Cascone returned this season as part of a wild card tournament. He won a quarterfinal game on Nov. 14, a semifinal game on Nov. 22 and back-to-back final games on Nov. 27 and 28 to take home $100,000 in prize money and reserve a spot in the Tournament of Champions later this season.

A Jeopardy! future

Given his love of and history with Jeopardy!, earning his way into the Tournament of Champions was a pretty big deal for Cascone, who said he was still “kind of stunned,” especially because of how equal the competition is.

“Honestly, everyone in that greenroom could easily have made it to the place that I got to,” he said. “I mean, you gotta be lucky, you gotta have categories that you know. And then, everybody there has basically the same knowledge. You know, 80% of the questions everybody in that room knows. And there are just very few questions where your knowledge does not overlap with literally everyone else’s. So in terms of knowing more than the other people, that’s a crapshoot.”

Cascone went on to say that the biggest key to success is the timing of the buzzer. There are lights that come on after the clue is read to indicate that buzzers are live, but if you buzz in too early you get locked out. So, he said, it’s a delicate science, one that involves different approaches.

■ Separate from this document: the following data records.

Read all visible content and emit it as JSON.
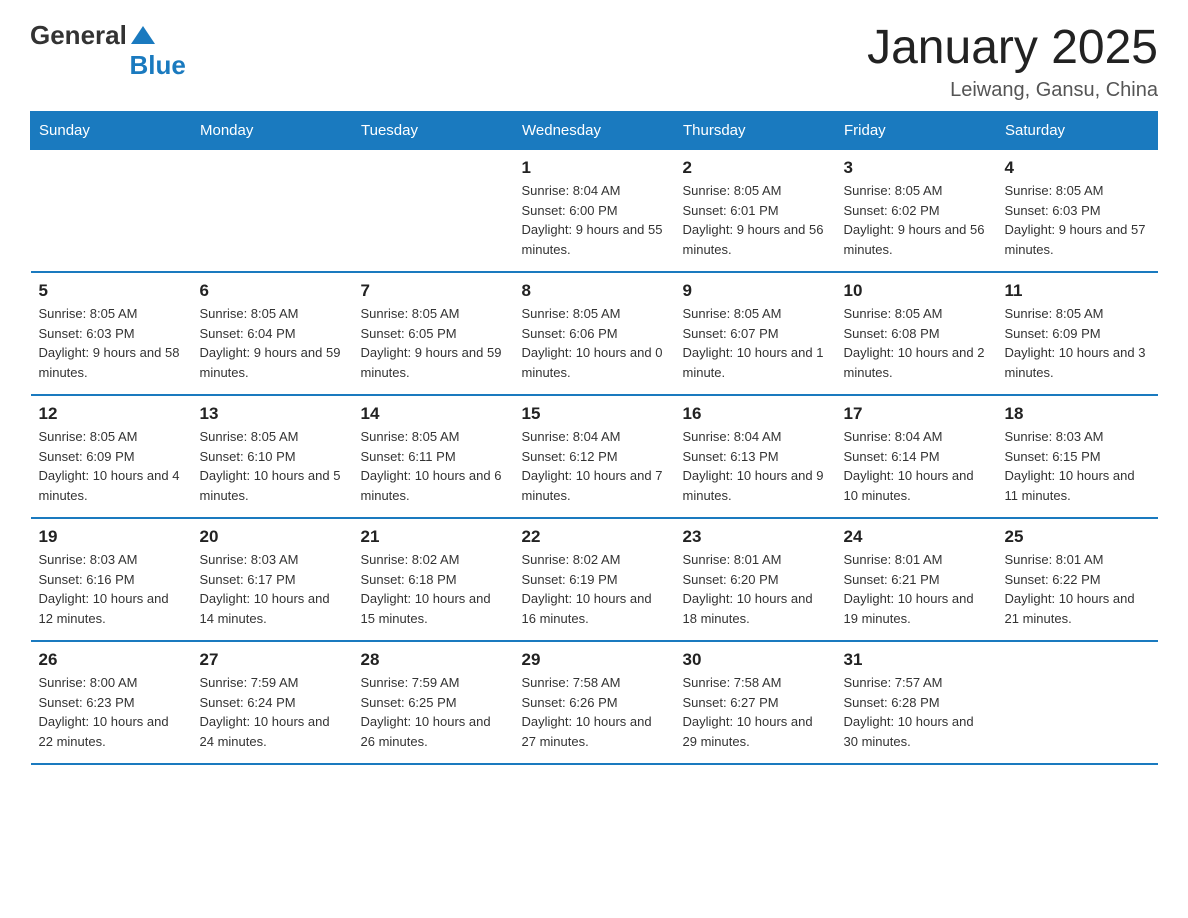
{
  "logo": {
    "text_general": "General",
    "text_blue": "Blue"
  },
  "title": "January 2025",
  "subtitle": "Leiwang, Gansu, China",
  "days_of_week": [
    "Sunday",
    "Monday",
    "Tuesday",
    "Wednesday",
    "Thursday",
    "Friday",
    "Saturday"
  ],
  "weeks": [
    [
      {
        "day": "",
        "info": ""
      },
      {
        "day": "",
        "info": ""
      },
      {
        "day": "",
        "info": ""
      },
      {
        "day": "1",
        "info": "Sunrise: 8:04 AM\nSunset: 6:00 PM\nDaylight: 9 hours and 55 minutes."
      },
      {
        "day": "2",
        "info": "Sunrise: 8:05 AM\nSunset: 6:01 PM\nDaylight: 9 hours and 56 minutes."
      },
      {
        "day": "3",
        "info": "Sunrise: 8:05 AM\nSunset: 6:02 PM\nDaylight: 9 hours and 56 minutes."
      },
      {
        "day": "4",
        "info": "Sunrise: 8:05 AM\nSunset: 6:03 PM\nDaylight: 9 hours and 57 minutes."
      }
    ],
    [
      {
        "day": "5",
        "info": "Sunrise: 8:05 AM\nSunset: 6:03 PM\nDaylight: 9 hours and 58 minutes."
      },
      {
        "day": "6",
        "info": "Sunrise: 8:05 AM\nSunset: 6:04 PM\nDaylight: 9 hours and 59 minutes."
      },
      {
        "day": "7",
        "info": "Sunrise: 8:05 AM\nSunset: 6:05 PM\nDaylight: 9 hours and 59 minutes."
      },
      {
        "day": "8",
        "info": "Sunrise: 8:05 AM\nSunset: 6:06 PM\nDaylight: 10 hours and 0 minutes."
      },
      {
        "day": "9",
        "info": "Sunrise: 8:05 AM\nSunset: 6:07 PM\nDaylight: 10 hours and 1 minute."
      },
      {
        "day": "10",
        "info": "Sunrise: 8:05 AM\nSunset: 6:08 PM\nDaylight: 10 hours and 2 minutes."
      },
      {
        "day": "11",
        "info": "Sunrise: 8:05 AM\nSunset: 6:09 PM\nDaylight: 10 hours and 3 minutes."
      }
    ],
    [
      {
        "day": "12",
        "info": "Sunrise: 8:05 AM\nSunset: 6:09 PM\nDaylight: 10 hours and 4 minutes."
      },
      {
        "day": "13",
        "info": "Sunrise: 8:05 AM\nSunset: 6:10 PM\nDaylight: 10 hours and 5 minutes."
      },
      {
        "day": "14",
        "info": "Sunrise: 8:05 AM\nSunset: 6:11 PM\nDaylight: 10 hours and 6 minutes."
      },
      {
        "day": "15",
        "info": "Sunrise: 8:04 AM\nSunset: 6:12 PM\nDaylight: 10 hours and 7 minutes."
      },
      {
        "day": "16",
        "info": "Sunrise: 8:04 AM\nSunset: 6:13 PM\nDaylight: 10 hours and 9 minutes."
      },
      {
        "day": "17",
        "info": "Sunrise: 8:04 AM\nSunset: 6:14 PM\nDaylight: 10 hours and 10 minutes."
      },
      {
        "day": "18",
        "info": "Sunrise: 8:03 AM\nSunset: 6:15 PM\nDaylight: 10 hours and 11 minutes."
      }
    ],
    [
      {
        "day": "19",
        "info": "Sunrise: 8:03 AM\nSunset: 6:16 PM\nDaylight: 10 hours and 12 minutes."
      },
      {
        "day": "20",
        "info": "Sunrise: 8:03 AM\nSunset: 6:17 PM\nDaylight: 10 hours and 14 minutes."
      },
      {
        "day": "21",
        "info": "Sunrise: 8:02 AM\nSunset: 6:18 PM\nDaylight: 10 hours and 15 minutes."
      },
      {
        "day": "22",
        "info": "Sunrise: 8:02 AM\nSunset: 6:19 PM\nDaylight: 10 hours and 16 minutes."
      },
      {
        "day": "23",
        "info": "Sunrise: 8:01 AM\nSunset: 6:20 PM\nDaylight: 10 hours and 18 minutes."
      },
      {
        "day": "24",
        "info": "Sunrise: 8:01 AM\nSunset: 6:21 PM\nDaylight: 10 hours and 19 minutes."
      },
      {
        "day": "25",
        "info": "Sunrise: 8:01 AM\nSunset: 6:22 PM\nDaylight: 10 hours and 21 minutes."
      }
    ],
    [
      {
        "day": "26",
        "info": "Sunrise: 8:00 AM\nSunset: 6:23 PM\nDaylight: 10 hours and 22 minutes."
      },
      {
        "day": "27",
        "info": "Sunrise: 7:59 AM\nSunset: 6:24 PM\nDaylight: 10 hours and 24 minutes."
      },
      {
        "day": "28",
        "info": "Sunrise: 7:59 AM\nSunset: 6:25 PM\nDaylight: 10 hours and 26 minutes."
      },
      {
        "day": "29",
        "info": "Sunrise: 7:58 AM\nSunset: 6:26 PM\nDaylight: 10 hours and 27 minutes."
      },
      {
        "day": "30",
        "info": "Sunrise: 7:58 AM\nSunset: 6:27 PM\nDaylight: 10 hours and 29 minutes."
      },
      {
        "day": "31",
        "info": "Sunrise: 7:57 AM\nSunset: 6:28 PM\nDaylight: 10 hours and 30 minutes."
      },
      {
        "day": "",
        "info": ""
      }
    ]
  ]
}
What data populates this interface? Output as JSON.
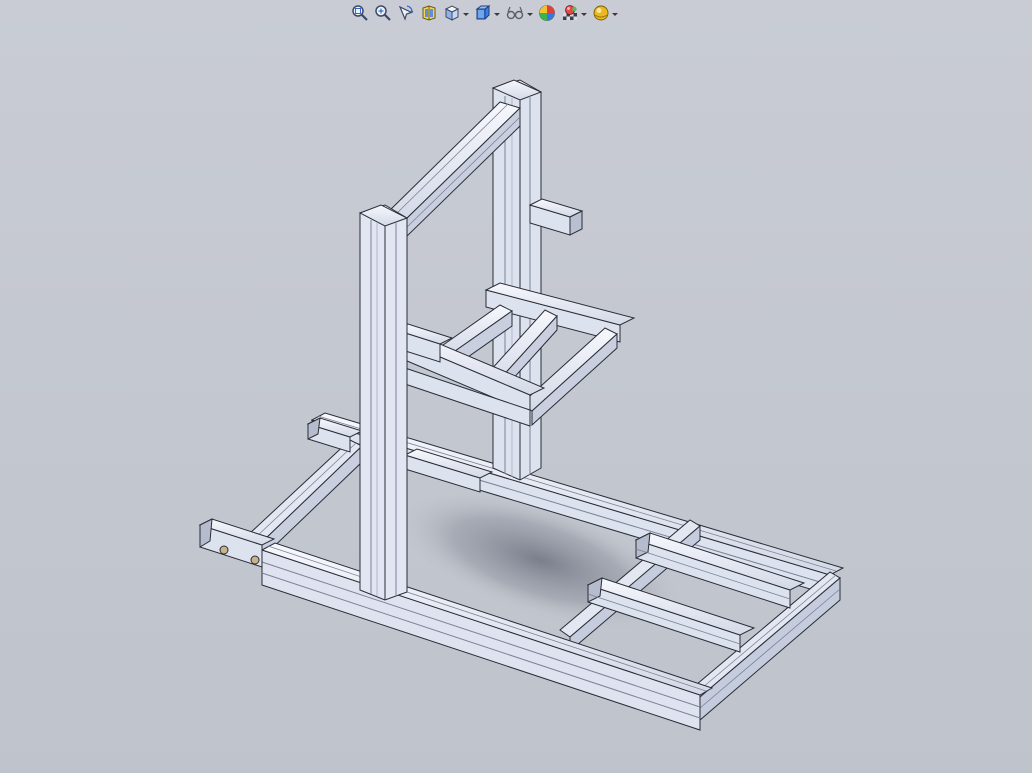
{
  "viewport": {
    "background_top": "#c9ccd4",
    "background_bottom": "#bfc3cb"
  },
  "toolbar": {
    "buttons": [
      {
        "icon": "zoom-to-fit-icon",
        "dropdown": false
      },
      {
        "icon": "zoom-to-area-icon",
        "dropdown": false
      },
      {
        "icon": "previous-view-icon",
        "dropdown": false
      },
      {
        "icon": "section-view-icon",
        "dropdown": false
      },
      {
        "icon": "view-orientation-icon",
        "dropdown": true
      },
      {
        "icon": "display-style-icon",
        "dropdown": true
      },
      {
        "icon": "hide-show-items-icon",
        "dropdown": true
      },
      {
        "icon": "edit-appearance-icon",
        "dropdown": false
      },
      {
        "icon": "apply-scene-icon",
        "dropdown": true
      },
      {
        "icon": "view-settings-icon",
        "dropdown": true
      }
    ]
  },
  "model": {
    "name": "",
    "profile_color": "#dde2ef",
    "profile_shadow": "#8d93a6",
    "edge_color": "#2a2d36"
  }
}
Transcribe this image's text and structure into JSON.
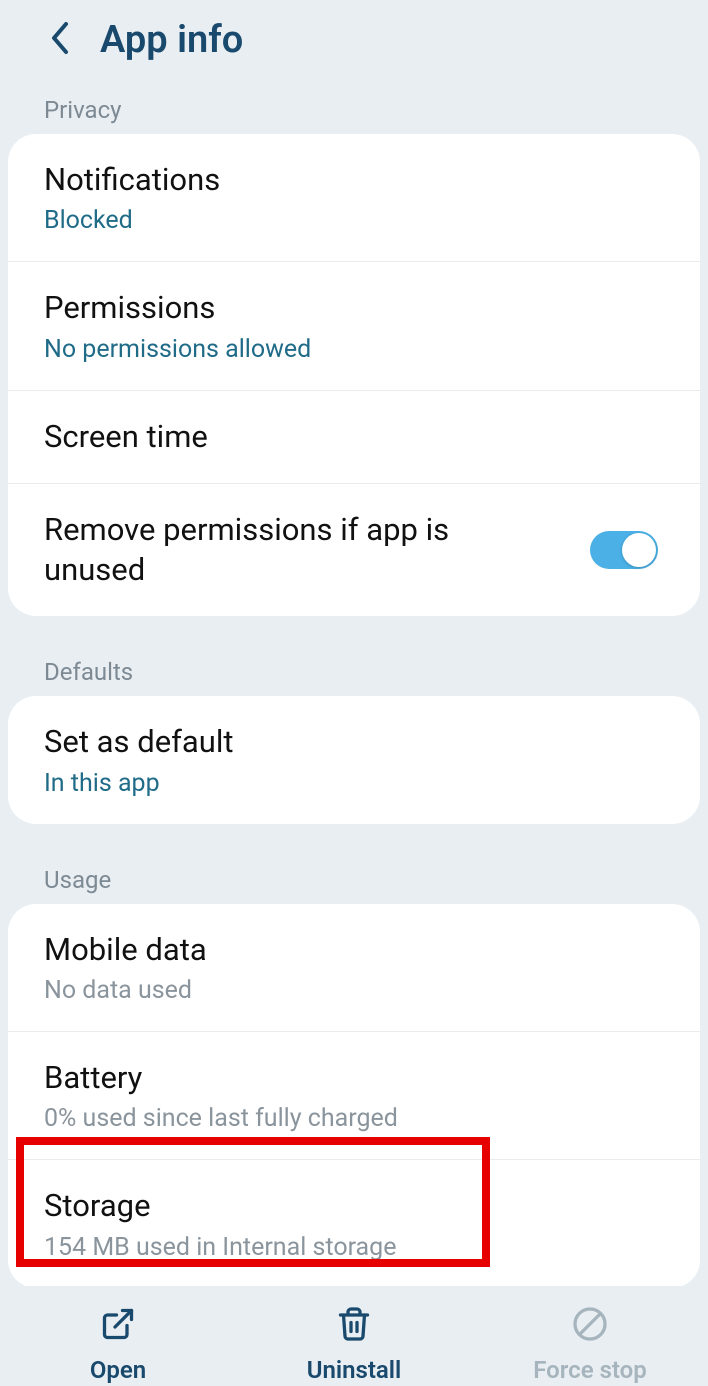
{
  "header": {
    "title": "App info"
  },
  "sections": {
    "privacy": {
      "header": "Privacy",
      "notifications": {
        "title": "Notifications",
        "sub": "Blocked"
      },
      "permissions": {
        "title": "Permissions",
        "sub": "No permissions allowed"
      },
      "screentime": {
        "title": "Screen time"
      },
      "remove_perms": {
        "title": "Remove permissions if app is unused",
        "toggle": true
      }
    },
    "defaults": {
      "header": "Defaults",
      "setdefault": {
        "title": "Set as default",
        "sub": "In this app"
      }
    },
    "usage": {
      "header": "Usage",
      "mobiledata": {
        "title": "Mobile data",
        "sub": "No data used"
      },
      "battery": {
        "title": "Battery",
        "sub": "0% used since last fully charged"
      },
      "storage": {
        "title": "Storage",
        "sub": "154 MB used in Internal storage"
      }
    }
  },
  "bottom": {
    "open": "Open",
    "uninstall": "Uninstall",
    "forcestop": "Force stop"
  }
}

“This is a big controversy among contestants. Some people are listening to the question and there’s a beat, and the buzzer is active, and they don’t use the lights. I don’t think I could time it that way. I just focus on the lights. It’s almost like a drag race: As soon as those lights come on, you hit the gas.”

As of last week, Cascone didn’t have any idea when they would be filming the tournament, other than it will be sometime in 2024. But until then, he’s got a plan:

“Study my ass off and wait for a text,” he said. “Shore up the stuff I don’t know, just keep my brain in it and come back with more knowledge than I left with.”

Jeopardy! airs weekdays. Check your local listings.